| Entering
a New Era of Talent
I
was recently reminded of a Tom Peters video that was
hot when I first met him. It was provocatively titled
Recession as Opportunity: Smart Moves in Tough Times
and catalogued six recession-beating strategies for
the early 1990s. Invest in service and quality improvement
was the main, and counterintuitive, advice from Tom
for those troubled times. Sadly, by my observation,
few people took it, and we entered a management dark
age of right-sizing and business process re-engineering.
But
the times did move on, and we have entered the much-heralded
era of the knowledge worker, intellectually at least.

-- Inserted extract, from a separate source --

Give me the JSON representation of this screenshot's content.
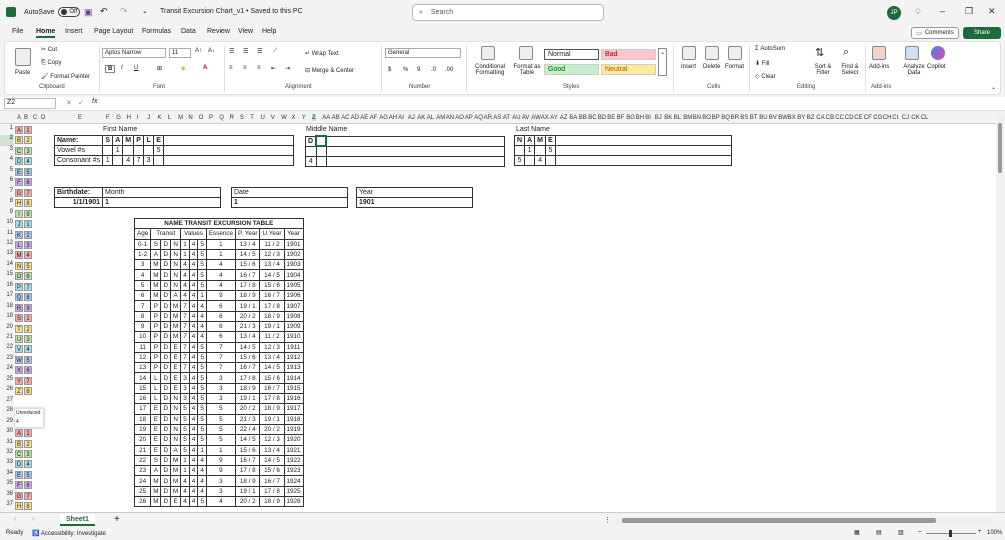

We have accepted that the best way to beat our competition
is by winning the war for talent, and we know that it
is increasingly becoming a Brand
You world. We enjoy the services of the best-educated
management cadre that ever walked the earth. So, we
are on course for a successful business future. Right?
I bet most
of us would have answered "yes" until the
earliest rumblings of the coming credit crunch began
to be heard last summer. To pick out three particularly
worrying announcements from recent news, U.S. unemployment
suddenly jumped 0.5% to 5.5% in May and Ford Motor and
UK insurance giant Norwich Union announced a round of
savage white collar job cuts. The context is getting
tougher for all of us, and our expensive Western workers
are again paying for our complacency with their jobs.
I remain
convinced that management thinking on the era of talent
is sound. Application and execution are quite another
matter! Sure, there is much more flexibility in terms
and conditions of employment out there: more people
are working as freelancers, more people are taking gap
years and career breaks, more people are sharing jobs
and working flexible hours, hardly anyone goes to work
"suited and booted" these days, etc.
I can also
see that there is a lot of self-publicity going on,
on networking websites like Facebook and LinkedIn, and
in the myriad blogs burgeoning on the Web. People seem
to love advertising a tailored version of themselves
to the world, and they are keen to post their opinions
on just about anything for widespread scrutiny and comment.
People have
eagerly grasped the personal and lifestyle opportunities
of the talent era, but I don't often see that same enthusiasm
for the other side of the coin, the task of staying
in shape, in terms of competency and capability, for
ever more demanding requirements at work. Too often,
under-performance in this respect is blamed on someone
else's failure, be it a poor line manager, the human
resources department (heaven forbid), or the company
at large. The required degree of personal commitment
to stay on top in the talent era is all too often missing.
That's my current experience, anyway.
So, is there
anything that's good about this current economic downturn?
Well, experience teaches us that facing up to a crisis
is one of the few things that will jolt us human beings
into overcoming our strong preference for doing what
is comfortable and familiar, even if we know it is not
good for us!
Maybe in
these current tough times we'll see more people making
smart moves of their own. Maybe we'll start to see a
shift in mindset and a marked increase in the responsibility
people take for their own personal performance and development.
That step-change in engagement at work would herald
a new era of talent, in the true meaning of the term.
Richard
King
Managing Partner, Tom Peters Company!